US asks Persian Gulf states for assistance on Iraq crisis

Written by  Published by:Shiite News
Published in Asia
Friday, 27 June 2014

U.S.-Kerry-PersianGulfsArabAllies26-06-2011The United States has urged Saudi Arabia, Jordan and the United Arab Emirates to do what they can to encourage Iraq to form an inclusive government to tackle ISIL terrorists threatening to tear apart the country. The U.S. policy is to hoodwink people because Sunni Kurds, Arabs and Turkmens are already part of the Iraqi political system and also the government.

The diplomatic push came as Iraqi forces battled to retake Tikrit, Saddam Hussein’s hometown, from the so-called Islamic State of Iraq and the Levant (ISIL) terrorists.
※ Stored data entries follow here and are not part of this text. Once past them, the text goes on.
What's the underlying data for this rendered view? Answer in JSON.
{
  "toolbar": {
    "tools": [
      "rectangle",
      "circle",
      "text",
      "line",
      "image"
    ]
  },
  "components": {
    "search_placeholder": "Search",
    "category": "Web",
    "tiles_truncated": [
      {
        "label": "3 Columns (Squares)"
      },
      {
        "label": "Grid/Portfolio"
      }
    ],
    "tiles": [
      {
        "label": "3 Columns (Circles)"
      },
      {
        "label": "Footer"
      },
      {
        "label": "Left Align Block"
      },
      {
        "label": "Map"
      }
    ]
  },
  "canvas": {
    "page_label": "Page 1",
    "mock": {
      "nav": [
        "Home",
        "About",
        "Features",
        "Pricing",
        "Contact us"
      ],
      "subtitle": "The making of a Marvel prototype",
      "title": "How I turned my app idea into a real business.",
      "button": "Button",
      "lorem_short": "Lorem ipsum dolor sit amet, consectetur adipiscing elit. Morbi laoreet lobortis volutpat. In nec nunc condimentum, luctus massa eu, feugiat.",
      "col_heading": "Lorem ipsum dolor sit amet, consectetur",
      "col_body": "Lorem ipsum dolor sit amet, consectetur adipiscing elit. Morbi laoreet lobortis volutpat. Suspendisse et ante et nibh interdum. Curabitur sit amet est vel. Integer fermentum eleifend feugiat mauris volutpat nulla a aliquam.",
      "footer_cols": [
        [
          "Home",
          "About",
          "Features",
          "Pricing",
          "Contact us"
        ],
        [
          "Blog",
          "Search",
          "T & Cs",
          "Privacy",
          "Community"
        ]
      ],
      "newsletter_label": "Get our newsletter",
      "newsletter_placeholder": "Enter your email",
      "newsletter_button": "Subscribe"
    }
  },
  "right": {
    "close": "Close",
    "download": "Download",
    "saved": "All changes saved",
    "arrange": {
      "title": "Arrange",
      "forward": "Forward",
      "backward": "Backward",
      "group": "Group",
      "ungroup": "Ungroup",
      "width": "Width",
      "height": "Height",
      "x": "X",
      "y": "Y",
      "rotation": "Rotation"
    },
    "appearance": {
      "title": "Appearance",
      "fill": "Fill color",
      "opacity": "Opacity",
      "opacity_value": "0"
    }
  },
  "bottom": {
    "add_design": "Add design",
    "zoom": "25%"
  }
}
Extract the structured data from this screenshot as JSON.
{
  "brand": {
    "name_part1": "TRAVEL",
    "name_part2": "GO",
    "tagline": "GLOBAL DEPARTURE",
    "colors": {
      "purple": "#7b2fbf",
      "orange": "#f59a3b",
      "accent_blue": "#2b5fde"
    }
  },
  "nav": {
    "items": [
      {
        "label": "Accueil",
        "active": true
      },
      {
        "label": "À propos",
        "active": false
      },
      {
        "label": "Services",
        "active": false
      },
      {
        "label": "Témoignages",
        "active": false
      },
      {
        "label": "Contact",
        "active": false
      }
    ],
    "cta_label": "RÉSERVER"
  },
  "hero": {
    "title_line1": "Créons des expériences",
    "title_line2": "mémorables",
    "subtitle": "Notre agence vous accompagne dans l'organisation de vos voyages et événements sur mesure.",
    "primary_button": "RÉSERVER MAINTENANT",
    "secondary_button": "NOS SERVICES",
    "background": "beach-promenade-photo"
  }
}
The ISIL was also invented and funded by the U.S.-led coalition of Arab allies and Zionist regime of Israel.

In a frenetic round of meetings in Paris, Secretary of State John Kerry briefed his counterparts about US intelligence gathering on potential targets in Iraq aimed at beating back the insurgency, according to senior State Department officials.

He made clear that Washington had not made a decision on whether to launch airstrikes, “but reserves the right to do so,” the officials told reporters, adding that none of the countries offered military assistance.

Prime Minister Nouri al-Maliki has long had chilly relations with Persian Gulf states, which view him as too close to Iran.

“We share concerns, and we are as focused as they are on making sure the next Iraqi government is inclusive and is formed in the near future,” a US official said. “While there is no silver lining in a process like that, we do hope it infuses a sense of urgency into the process.”

Amid the possibility of airstrikes, Kerry briefed the ministers on his recent talks with Maliki, in which he urged him to form an inclusive government bridging sectarian splits that have been exploited by extremist militants. “The move of ISIL concerns every single country here,” Kerry told reporters.

Iraq’s vice president called on parliament Thursday to convene next week, taking the first step toward forming a new government to present a united front against a rapidly advancing ISIL insurgency.

Maliki’s political bloc won the most seats in April 30 elections – 92 seats out of the 328 – but he needs support from other parties for a majority that would give him the right to govern.

Compounding the pressure on Maliki, Iraq’s powerful Shia cleric Muqtada al-Sadr made a televised statement late Wednesday in which he called for a national unity government of “new faces” representing all groups.

Sadr also vowed to “shake the ground” under the feet of the Al-Qaeda breakaway group that has threatened to advance toward Baghdad and Shia holy cities in the south.

Iraqi forces launched an airborne assault on rebel-held Tikrit with commandos flown into a stadium in helicopters, at least one of which crashed after taking fire from insurgents.

Eyewitnesses said battles were raging in the city, which fell to ISIL militants two weeks ago.

The helicopters were shot at as they flew low over the city and landed in a stadium at the city’s university, a security source at the scene said.

In an interview with the BBC, Maliki said the Syrian air force had carried out strikes against militants on the Syrian side of the Al-Qaim border crossing, controlled by ISIL.

The premier said Baghdad had not requested the Syrian strikes, but he “welcomed” any such move against the ISIS-led militants.

Shortly before sunset, a bomb exploded near a clothing shop in Baghdad’s northern Shia neighborhood of Khazimiyah, killing 12 people and wounding 32, said police and hospital officials.